Interesting piece by David Warsh:
The same question of motive arises in the case of Syria's alleged use of poison gas in Ghouta last week.
Cloak and… Megaphone
The Skripal affair is obviously different. The attempt on the lives of a former Russian spy and his daughter, on British soil, using some variant of a nerve gas developed by the former Soviet Union in the 1970s, has been condemned around the world. It seems to echo the 2006 assassination in London of Alexander Litvinenko, a Russian Secret Service specialist in organized crime who had defected.

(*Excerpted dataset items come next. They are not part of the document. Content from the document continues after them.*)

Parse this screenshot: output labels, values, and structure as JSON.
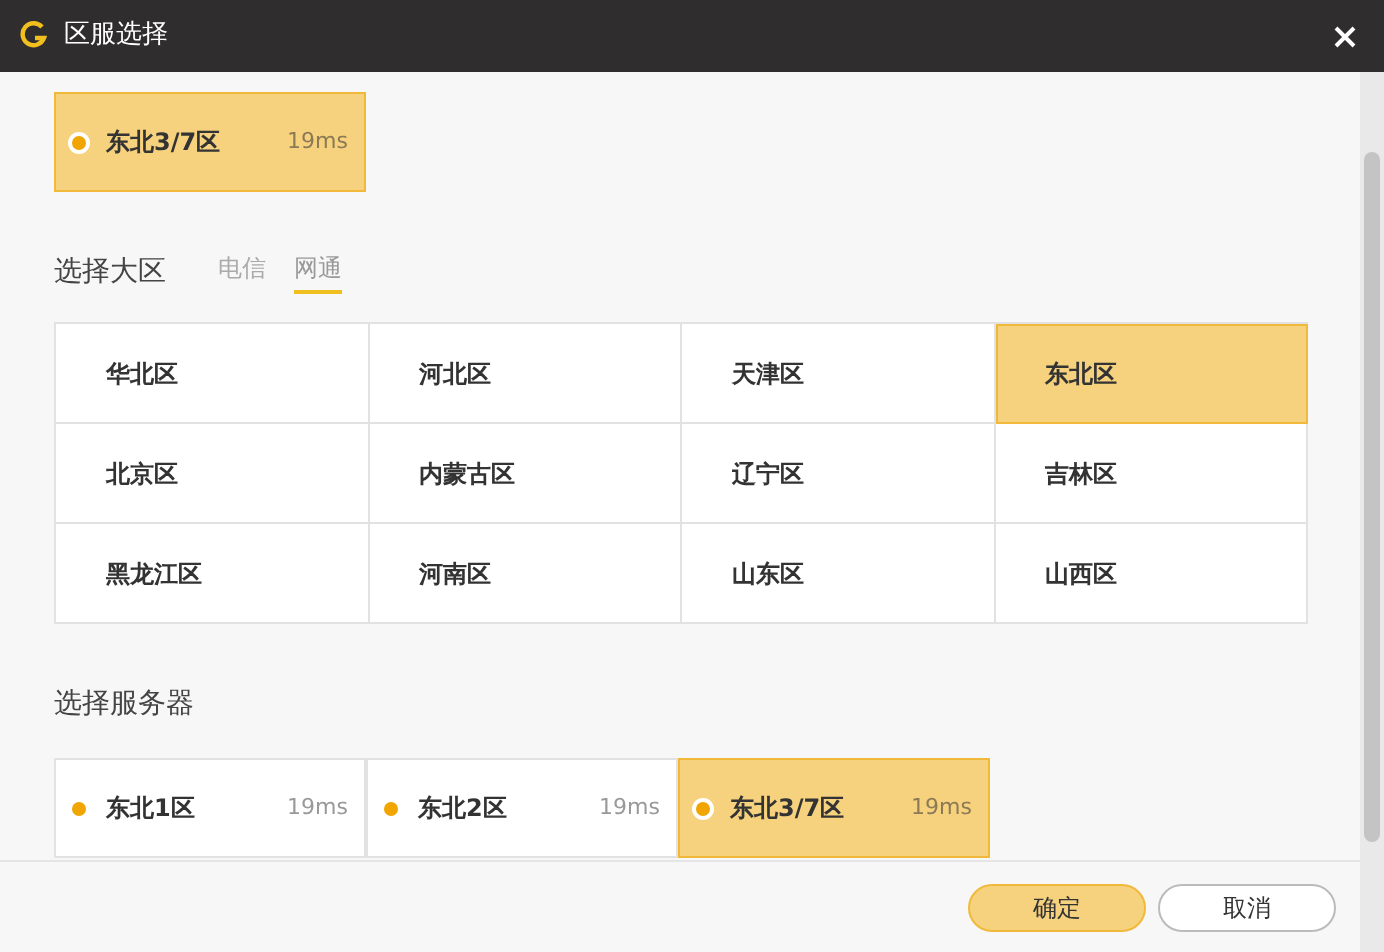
{
  "window": {
    "title": "区服选择"
  },
  "current_server": {
    "name": "东北3/7区",
    "ping": "19ms"
  },
  "region_section": {
    "label": "选择大区",
    "tabs": [
      {
        "label": "电信",
        "selected": false
      },
      {
        "label": "网通",
        "selected": true
      }
    ],
    "regions": [
      {
        "name": "华北区",
        "selected": false
      },
      {
        "name": "河北区",
        "selected": false
      },
      {
        "name": "天津区",
        "selected": false
      },
      {
        "name": "东北区",
        "selected": true
      },
      {
        "name": "北京区",
        "selected": false
      },
      {
        "name": "内蒙古区",
        "selected": false
      },
      {
        "name": "辽宁区",
        "selected": false
      },
      {
        "name": "吉林区",
        "selected": false
      },
      {
        "name": "黑龙江区",
        "selected": false
      },
      {
        "name": "河南区",
        "selected": false
      },
      {
        "name": "山东区",
        "selected": false
      },
      {
        "name": "山西区",
        "selected": false
      }
    ]
  },
  "server_section": {
    "label": "选择服务器",
    "servers": [
      {
        "name": "东北1区",
        "ping": "19ms",
        "selected": false
      },
      {
        "name": "东北2区",
        "ping": "19ms",
        "selected": false
      },
      {
        "name": "东北3/7区",
        "ping": "19ms",
        "selected": true
      }
    ]
  },
  "buttons": [
    {
      "label": "确定",
      "kind": "primary"
    },
    {
      "label": "取消",
      "kind": "secondary"
    }
  ]
}
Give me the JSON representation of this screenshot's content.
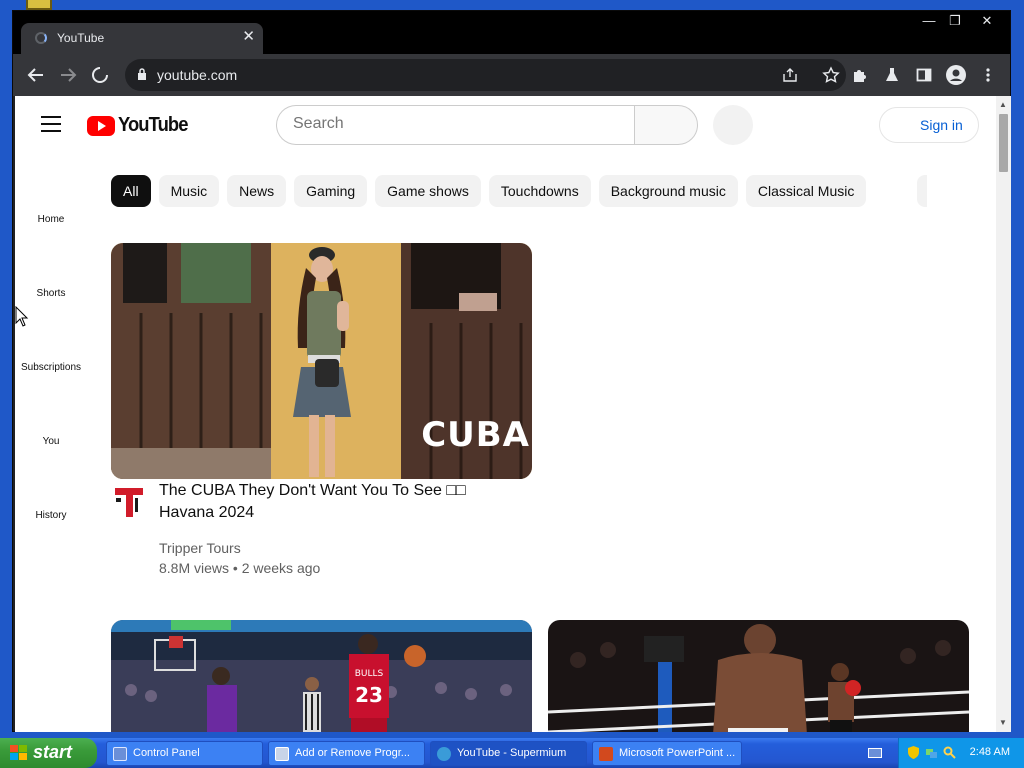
{
  "browser": {
    "tab_title": "YouTube",
    "tab_close": "✕",
    "url": "youtube.com",
    "win_minimize": "—",
    "win_maximize": "❐",
    "win_close": "✕"
  },
  "youtube": {
    "logo_text": "YouTube",
    "search_placeholder": "Search",
    "sign_in": "Sign in",
    "sidebar": [
      "Home",
      "Shorts",
      "Subscriptions",
      "You",
      "History"
    ],
    "chips": [
      "All",
      "Music",
      "News",
      "Gaming",
      "Game shows",
      "Touchdowns",
      "Background music",
      "Classical Music"
    ],
    "videos": [
      {
        "thumb_text": "CUBA",
        "title": "The CUBA They Don't Want You To See □□ Havana 2024",
        "channel": "Tripper Tours",
        "meta": "8.8M views • 2 weeks ago"
      }
    ],
    "jersey_number": "23",
    "jersey_team": "BULLS"
  },
  "taskbar": {
    "start": "start",
    "tasks": [
      "Control Panel",
      "Add or Remove Progr...",
      "YouTube - Supermium",
      "Microsoft PowerPoint ..."
    ],
    "clock": "2:48 AM"
  }
}
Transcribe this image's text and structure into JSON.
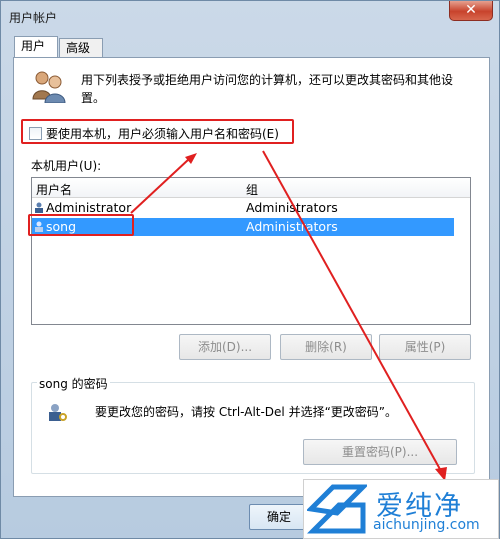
{
  "window": {
    "title": "用户帐户",
    "close_glyph": "✕"
  },
  "tabs": [
    {
      "label": "用户"
    },
    {
      "label": "高级"
    }
  ],
  "description": "用下列表授予或拒绝用户访问您的计算机，还可以更改其密码和其他设置。",
  "require_password": {
    "label": "要使用本机，用户必须输入用户名和密码(E)",
    "checked": false
  },
  "users_list": {
    "label": "本机用户(U):",
    "columns": [
      "用户名",
      "组"
    ],
    "rows": [
      {
        "name": "Administrator",
        "group": "Administrators",
        "selected": false
      },
      {
        "name": "song",
        "group": "Administrators",
        "selected": true
      }
    ]
  },
  "buttons": {
    "add": "添加(D)...",
    "remove": "删除(R)",
    "properties": "属性(P)",
    "reset_password": "重置密码(P)...",
    "ok": "确定"
  },
  "password_group": {
    "title": "song 的密码",
    "text": "要更改您的密码，请按 Ctrl-Alt-Del 并选择“更改密码”。"
  },
  "watermark": {
    "brand": "爱纯净",
    "url": "aichunjing.com"
  },
  "colors": {
    "highlight": "#e02020",
    "selection": "#3399ff",
    "brand": "#1f7fd6"
  }
}
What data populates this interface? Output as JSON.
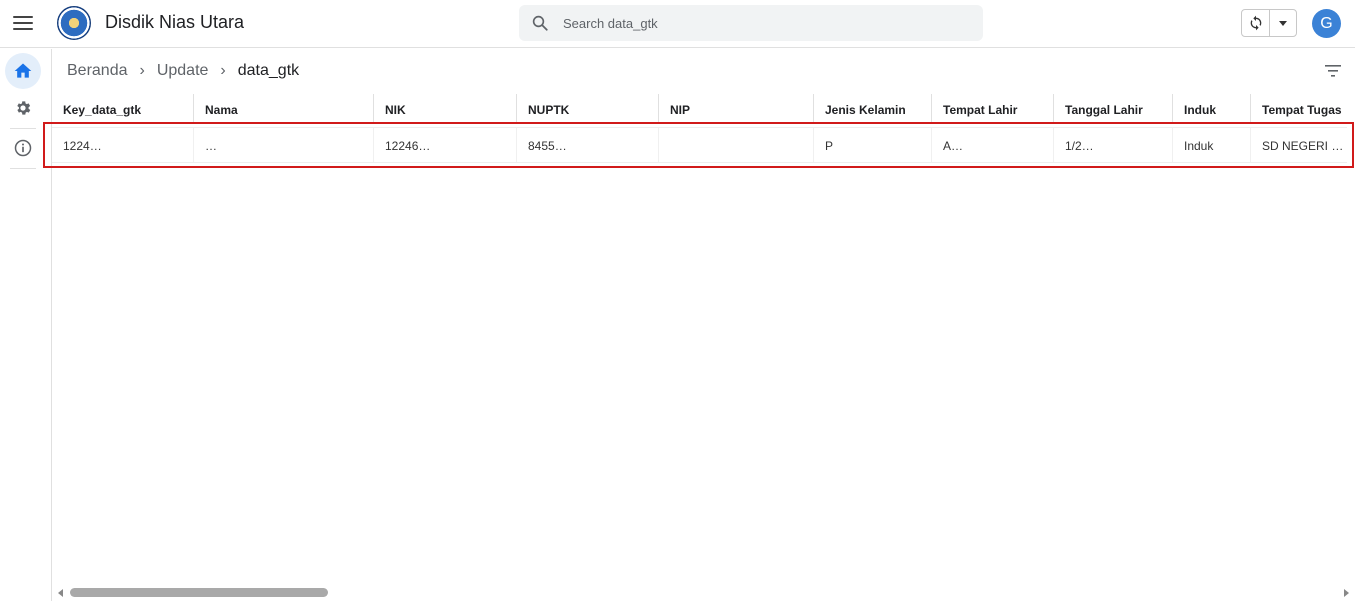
{
  "app": {
    "title": "Disdik Nias Utara"
  },
  "search": {
    "placeholder": "Search data_gtk"
  },
  "user": {
    "avatar_letter": "G"
  },
  "breadcrumb": {
    "items": [
      "Beranda",
      "Update",
      "data_gtk"
    ]
  },
  "table": {
    "columns": [
      "Key_data_gtk",
      "Nama",
      "NIK",
      "NUPTK",
      "NIP",
      "Jenis Kelamin",
      "Tempat Lahir",
      "Tanggal Lahir",
      "Induk",
      "Tempat Tugas"
    ],
    "rows": [
      [
        "1224…",
        "…",
        "12246…",
        "8455…",
        "",
        "P",
        "A…",
        "1/2…",
        "Induk",
        "SD NEGERI …"
      ]
    ]
  },
  "colors": {
    "accent": "#1a73e8",
    "highlight": "#d11a1a",
    "avatar": "#3b82d6"
  },
  "icons": [
    "menu-icon",
    "logo",
    "search-icon",
    "sync-icon",
    "chevron-down-icon",
    "home-icon",
    "gear-icon",
    "info-icon",
    "filter-icon"
  ]
}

But while the British prime minister Theresa May has accused the Russian government of “almost certainly” perpetrating the crime, details of her government’s investigation have been skimpy and, so far, unconvincing. Knowledgeable skeptics have been busy, especially the blogger Moon of Alabama.
Even less apparent has been a plausible motive. Why further sabotage relations with the West on the eve of the showcase soccer matches? Are there no other powerful factions, in Moscow or elsewhere, who might benefit from the further rupture of relations that has ensued? The Russians, of course, have claimed they were framed.
From all appearances Assad's fortunes were on the rise. His forces were gaining ground and the Trump admin signalled that they were not ready to add Syria to the list misbegotten foreign adventures. Moreover, he was about to gain a powerful propaganda win as Syrian Christians returned to their churches to worship on Easter Sunday in areas his forces liberated from ISIS.
If he used gas, then he threw all that away all that. For what gain?
The western media will happily traffic in conspiracy theories when they attack their preferred targets. Hence, Russian "experts" like Masha Gessen are allowed to speculate that Putin and his allies were responsible for terrorist outrages in Moscow. But no one dares suggest that an anti-Assad group would mount a false flag attack in a last-ditch attempt to provoke US intervention.